Mossoró dos Campos era a típica cidadezinha do interior de um estado qualquer no Brasil.
Ar puro, árvores, morros, natureza bela, rio de águas claras onde carpas e pacús nadavam tranquilamente e dourados pulavam pra fora das águas, tranquilidade, paz e sossego.
Porém, o tempo parecia ter parado. Progresso? Os moradores nem sabiam o que era isso. Não havia indústrias, grandes comércios, colégios, faculdades, lazer e nada acontecia.
Para boa parte dos Mossoerenses, o dia começava às quatro da manhã. O despertador tocava e lá iam os pequenos fazendeiros, ou sitiantes, esposas e filhos ordenhar as vacas, dar feno pro gado, recolher os ovos, milho para as galinhas, frutas, verduras e gramas para os porcos.
Depois, o lauto café da manhã com coisas da roça, queijo branco, manteiga, ovos cozidos, bolo de fubá, leite fresquinho, geleia de amora e, é claro, o delicioso café.
E depois? Hummm…criançada na escola, só até o fundamental II, é claro.
Almoço saudável, depois nadar ou pescar no rio, cada dourado gigante se pescava ali, mas o sol, quase sempre escaldante, fazia boa parte dos Mossoerenses tirarem uma pequena sesta de duas a três horas e a cidade, quase fantasma, se tornava realmente fantasma.
Nesse momento, o tempo parecia literalmente parar em Mossoró dos Campos. Gente andando? Não. Carroça nas ruas de terra? Nem pensar. Nada se movimentava ali, nem os vira latas ousavam sair no sol forte, pássaros se aquietavam e até às moscas davam sossego.

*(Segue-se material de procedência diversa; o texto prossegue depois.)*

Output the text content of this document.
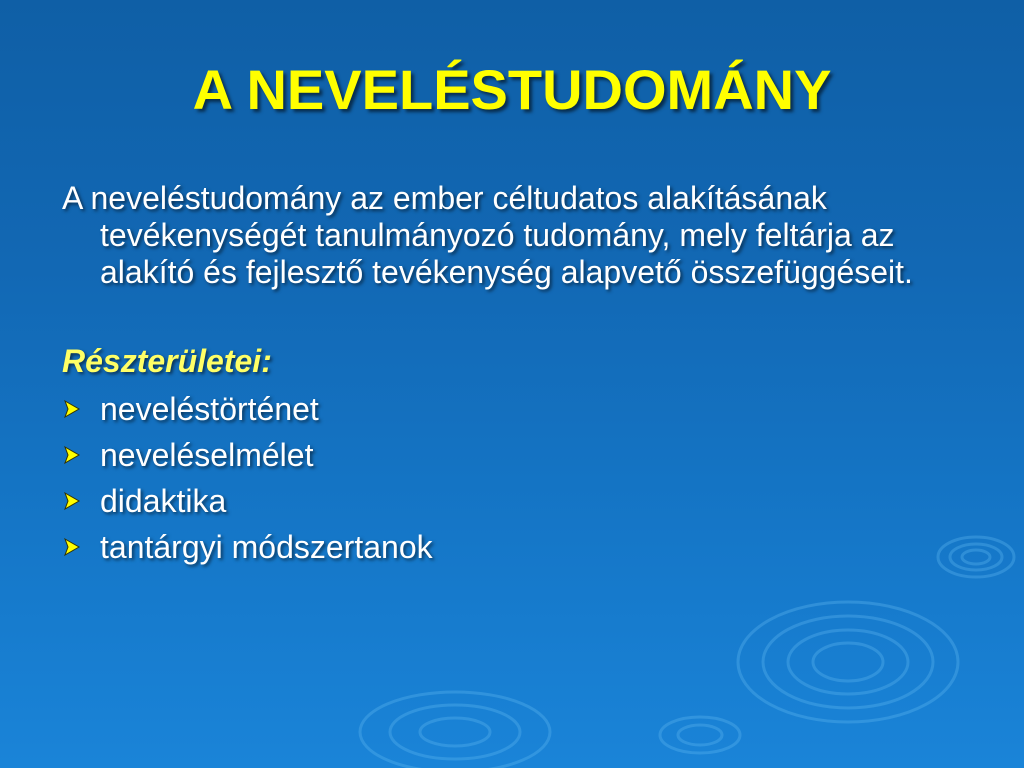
A NEVELÉSTUDOMÁNY

A neveléstudomány az ember céltudatos alakításának tevékenységét tanulmányozó tudomány, mely feltárja az alakító és fejlesztő tevékenység alapvető összefüggéseit.

Részterületei:
neveléstörténet
neveléselmélet
didaktika
tantárgyi módszertanok
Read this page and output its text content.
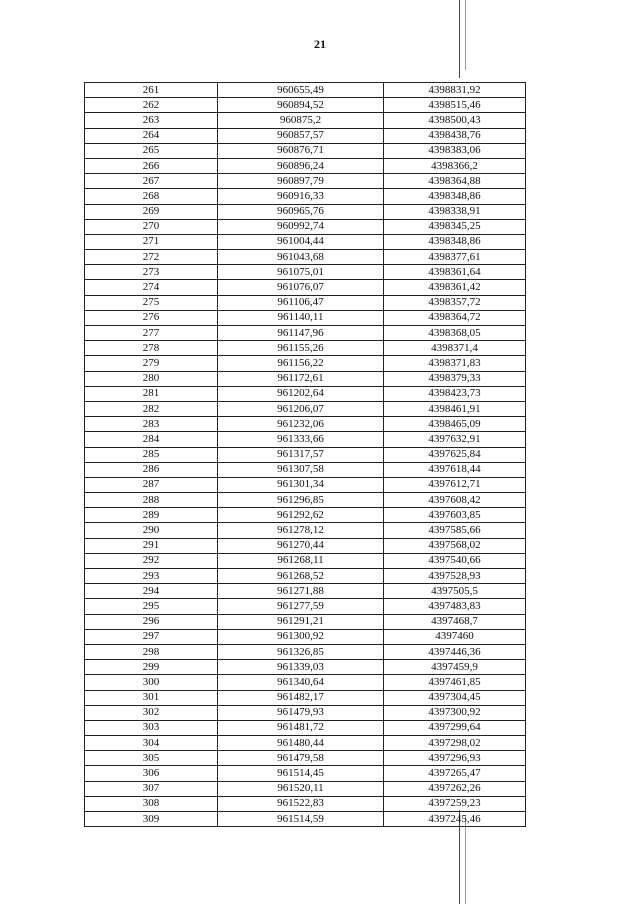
21
261	960655,49	4398831,92
262	960894,52	4398515,46
263	960875,2	4398500,43
264	960857,57	4398438,76
265	960876,71	4398383,06
266	960896,24	4398366,2
267	960897,79	4398364,88
268	960916,33	4398348,86
269	960965,76	4398338,91
270	960992,74	4398345,25
271	961004,44	4398348,86
272	961043,68	4398377,61
273	961075,01	4398361,64
274	961076,07	4398361,42
275	961106,47	4398357,72
276	961140,11	4398364,72
277	961147,96	4398368,05
278	961155,26	4398371,4
279	961156,22	4398371,83
280	961172,61	4398379,33
281	961202,64	4398423,73
282	961206,07	4398461,91
283	961232,06	4398465,09
284	961333,66	4397632,91
285	961317,57	4397625,84
286	961307,58	4397618,44
287	961301,34	4397612,71
288	961296,85	4397608,42
289	961292,62	4397603,85
290	961278,12	4397585,66
291	961270,44	4397568,02
292	961268,11	4397540,66
293	961268,52	4397528,93
294	961271,88	4397505,5
295	961277,59	4397483,83
296	961291,21	4397468,7
297	961300,92	4397460
298	961326,85	4397446,36
299	961339,03	4397459,9
300	961340,64	4397461,85
301	961482,17	4397304,45
302	961479,93	4397300,92
303	961481,72	4397299,64
304	961480,44	4397298,02
305	961479,58	4397296,93
306	961514,45	4397265,47
307	961520,11	4397262,26
308	961522,83	4397259,23
309	961514,59	4397245,46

E, como diziam alguns, em Mossoró dos Campos, até a chuva tinha preguiça de cair.
Fim de tarde, talvez, andar lentamente pela praça pro tempo passar. Aliás, a praça era o centro “nervoso” da cidade.
Em volta dela ficava a Prefeitura, cujo prefeito raramente aparecia, afinal, no Brasil inteiro político tem a fama que não é de trabalhar (outras “cositas” sim), porque em Mossoró seria diferente?

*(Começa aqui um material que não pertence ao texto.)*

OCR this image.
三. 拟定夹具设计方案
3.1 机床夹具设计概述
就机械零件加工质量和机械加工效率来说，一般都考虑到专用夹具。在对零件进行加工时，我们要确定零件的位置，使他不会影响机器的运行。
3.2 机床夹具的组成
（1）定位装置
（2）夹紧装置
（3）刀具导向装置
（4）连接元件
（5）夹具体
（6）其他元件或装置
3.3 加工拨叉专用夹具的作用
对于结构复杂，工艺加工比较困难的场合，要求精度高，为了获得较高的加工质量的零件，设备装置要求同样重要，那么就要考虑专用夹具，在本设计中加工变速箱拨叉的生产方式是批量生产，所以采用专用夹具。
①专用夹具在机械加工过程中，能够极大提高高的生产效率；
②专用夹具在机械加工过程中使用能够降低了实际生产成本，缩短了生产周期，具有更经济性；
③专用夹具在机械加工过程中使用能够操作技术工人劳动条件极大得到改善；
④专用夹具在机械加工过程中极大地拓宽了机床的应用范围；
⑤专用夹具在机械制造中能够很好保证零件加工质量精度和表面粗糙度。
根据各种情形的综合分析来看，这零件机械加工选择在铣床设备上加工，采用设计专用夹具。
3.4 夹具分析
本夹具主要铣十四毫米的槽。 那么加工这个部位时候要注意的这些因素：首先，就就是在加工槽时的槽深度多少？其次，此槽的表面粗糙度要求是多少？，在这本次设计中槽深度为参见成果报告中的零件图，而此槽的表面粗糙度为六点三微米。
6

Ao lado, ficava a delegacia, com uma única cela que nos últimos vinte anos teve apenas três inquilinos (e, claro, não eram políticos). Tinha o armazém do seu “Zé”, que abria quando ele não estava com preguiça e era o único lugar onde se encontrava cachaça da boa. Ao lado a sorveteria, carrinho de lanche, pipoqueiro, doceria, um açougue quase falido, uma pensão com três quartos que, em cinquenta anos tivera lotação completa cinco vezes. E, na praça, muitos bancos para curtir a preguiça, ah, e também o tradicional coreto. E, bem longe da praça, no final da rua, estava a casa das primas com três senhoras que estavam ali há, mais ou menos cinquenta anos. Precisavam renovar o pessoal, mas estava difícil.
E assim a vida seguia em Mossoró dos Campos, lentamente, preguiçosamente.

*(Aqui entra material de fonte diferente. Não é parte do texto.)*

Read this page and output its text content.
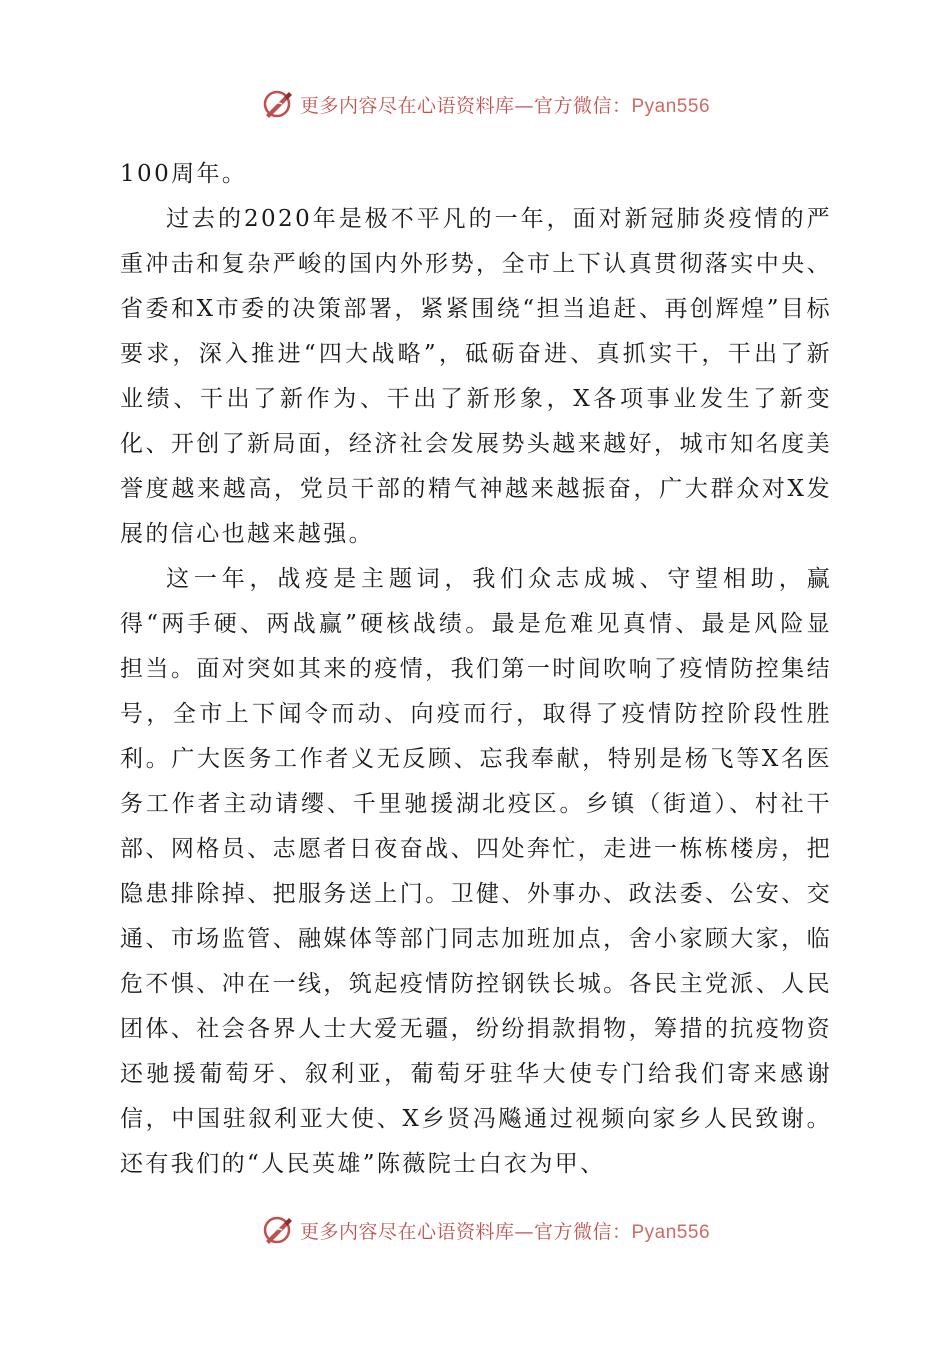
更多内容尽在心语资料库—官方微信：Pyan556

100周年。

过去的2020年是极不平凡的一年，面对新冠肺炎疫情的严重冲击和复杂严峻的国内外形势，全市上下认真贯彻落实中央、省委和X市委的决策部署，紧紧围绕“担当追赶、再创辉煌”目标要求，深入推进“四大战略”，砥砺奋进、真抓实干，干出了新业绩、干出了新作为、干出了新形象，X各项事业发生了新变化、开创了新局面，经济社会发展势头越来越好，城市知名度美誉度越来越高，党员干部的精气神越来越振奋，广大群众对X发展的信心也越来越强。

这一年，战疫是主题词，我们众志成城、守望相助，赢得“两手硬、两战赢”硬核战绩。最是危难见真情、最是风险显担当。面对突如其来的疫情，我们第一时间吹响了疫情防控集结号，全市上下闻令而动、向疫而行，取得了疫情防控阶段性胜利。广大医务工作者义无反顾、忘我奉献，特别是杨飞等X名医务工作者主动请缨、千里驰援湖北疫区。乡镇（街道）、村社干部、网格员、志愿者日夜奋战、四处奔忙，走进一栋栋楼房，把隐患排除掉、把服务送上门。卫健、外事办、政法委、公安、交通、市场监管、融媒体等部门同志加班加点，舍小家顾大家，临危不惧、冲在一线，筑起疫情防控钢铁长城。各民主党派、人民团体、社会各界人士大爱无疆，纷纷捐款捐物，筹措的抗疫物资还驰援葡萄牙、叙利亚，葡萄牙驻华大使专门给我们寄来感谢信，中国驻叙利亚大使、X乡贤冯飚通过视频向家乡人民致谢。还有我们的“人民英雄”陈薇院士白衣为甲、

更多内容尽在心语资料库—官方微信：Pyan556
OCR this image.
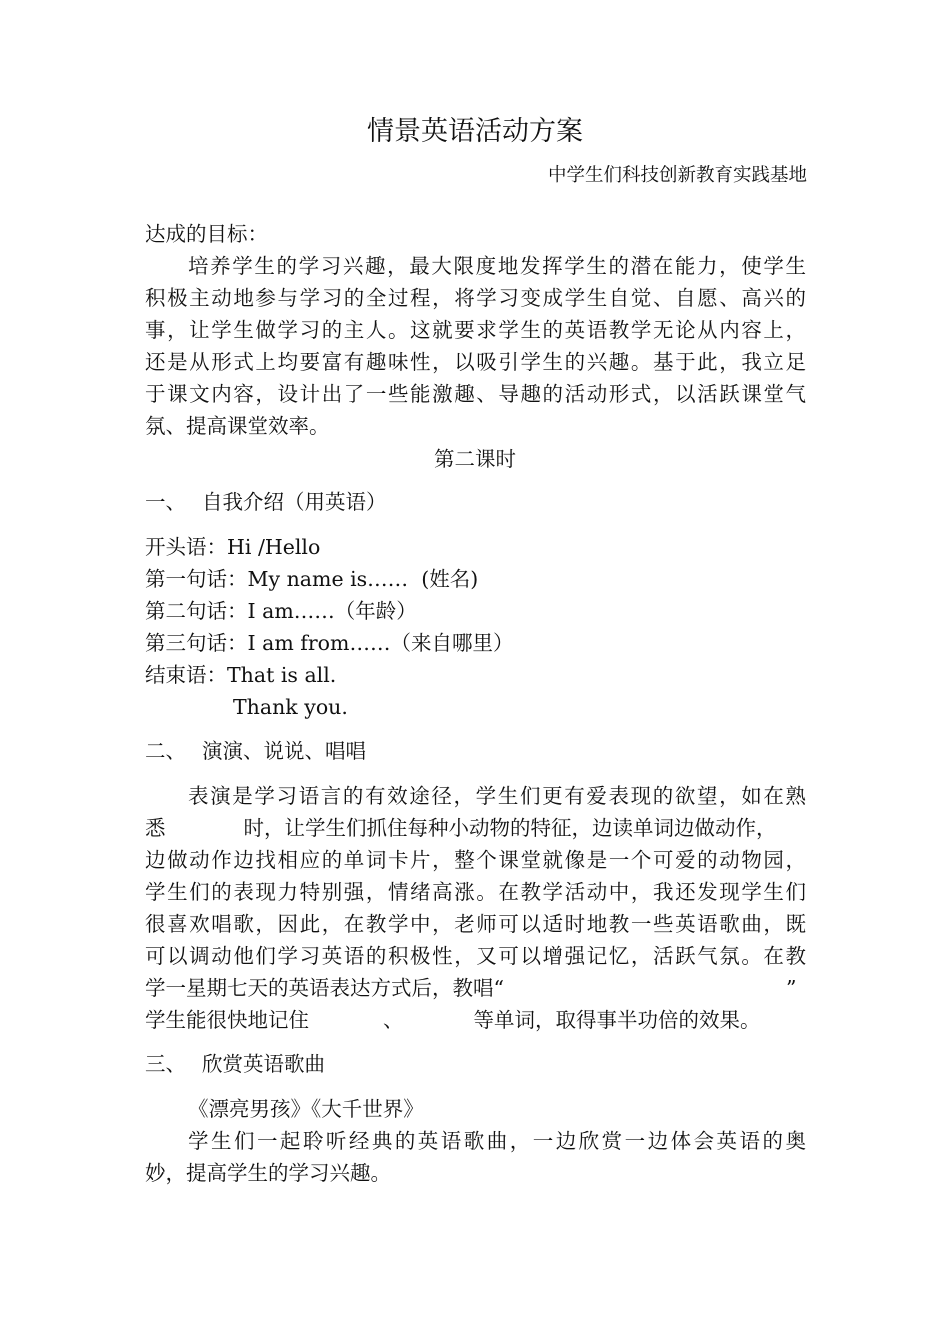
情景英语活动方案
中学生们科技创新教育实践基地
达成的目标：
培养学生的学习兴趣，最大限度地发挥学生的潜在能力，使学生
积极主动地参与学习的全过程，将学习变成学生自觉、自愿、高兴的
事，让学生做学习的主人。这就要求学生的英语教学无论从内容上，
还是从形式上均要富有趣味性，以吸引学生的兴趣。基于此，我立足
于课文内容，设计出了一些能激趣、导趣的活动形式，以活跃课堂气
氛、提高课堂效率。
第二课时
一、 自我介绍（用英语）
开头语：Hi /Hello
第一句话：My name is……  (姓名)
第二句话：I am……（年龄）
第三句话：I am from……（来自哪里）
结束语：That is all.
Thank you.
二、 演演、说说、唱唱
表演是学习语言的有效途径，学生们更有爱表现的欲望，如在熟
悉	时，让学生们抓住每种小动物的特征，边读单词边做动作，
边做动作边找相应的单词卡片，整个课堂就像是一个可爱的动物园，
学生们的表现力特别强，情绪高涨。在教学活动中，我还发现学生们
很喜欢唱歌，因此，在教学中，老师可以适时地教一些英语歌曲，既
可以调动他们学习英语的积极性，又可以增强记忆，活跃气氛。在教
学一星期七天的英语表达方式后，教唱“	”
学生能很快地记住	、	等单词，取得事半功倍的效果。
三、 欣赏英语歌曲
《漂亮男孩》《大千世界》
学生们一起聆听经典的英语歌曲，一边欣赏一边体会英语的奥
妙，提高学生的学习兴趣。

O tempo parado, os jovens se quisessem fazer colégio (nunca queriam) teriam que viajar sessenta quilômetros até a cidade mais próxima, haja preguiça, ninguém ia.
Mas, em um belo dia, uma grande notícia! Uma multinacional, milagrosamente, se instalaria em Mossoró. Comentários, frisson, só se falava na grande novidade. Vai ter empregos, vem gente de fora, a cidade vai crescer, o progresso finalmente chegaria. Surgiriam outras empresas para fornecer materiais para aquela, surgiriam cursos profissionalizantes, colégios e faculdades, a vida realmente começaria em Mossoró. Uma luz no fim do túnel.
E a multinacional se instalou, muita gente veio pra cidade, dona Eva quadruplicou o número de quartos na pensão. Dois colégios já se instalavam e alguns diziam que até uma faculdade estava para vir. Outras fábricas, mais gente, outra pensão e o progresso chegou a Mossoró, porém, os peixes sumiram por causa do rio poluído, as empresas desmataram e o ar deixou de ser puro. O asfalto novo provocava enchentes, antes desconhecidas, havia muitos bares e brigas e a delegacia aumentou. A violência fazia parte do pacote e viera junto com o progresso.
Pessoas e vira latas não cruzavam mais as ruas, não por preguiça e sim para não serem atropelados por motoristas bêbados e irresponsáveis.
O progresso, finalmente, chegara a Mossoró dos Campos.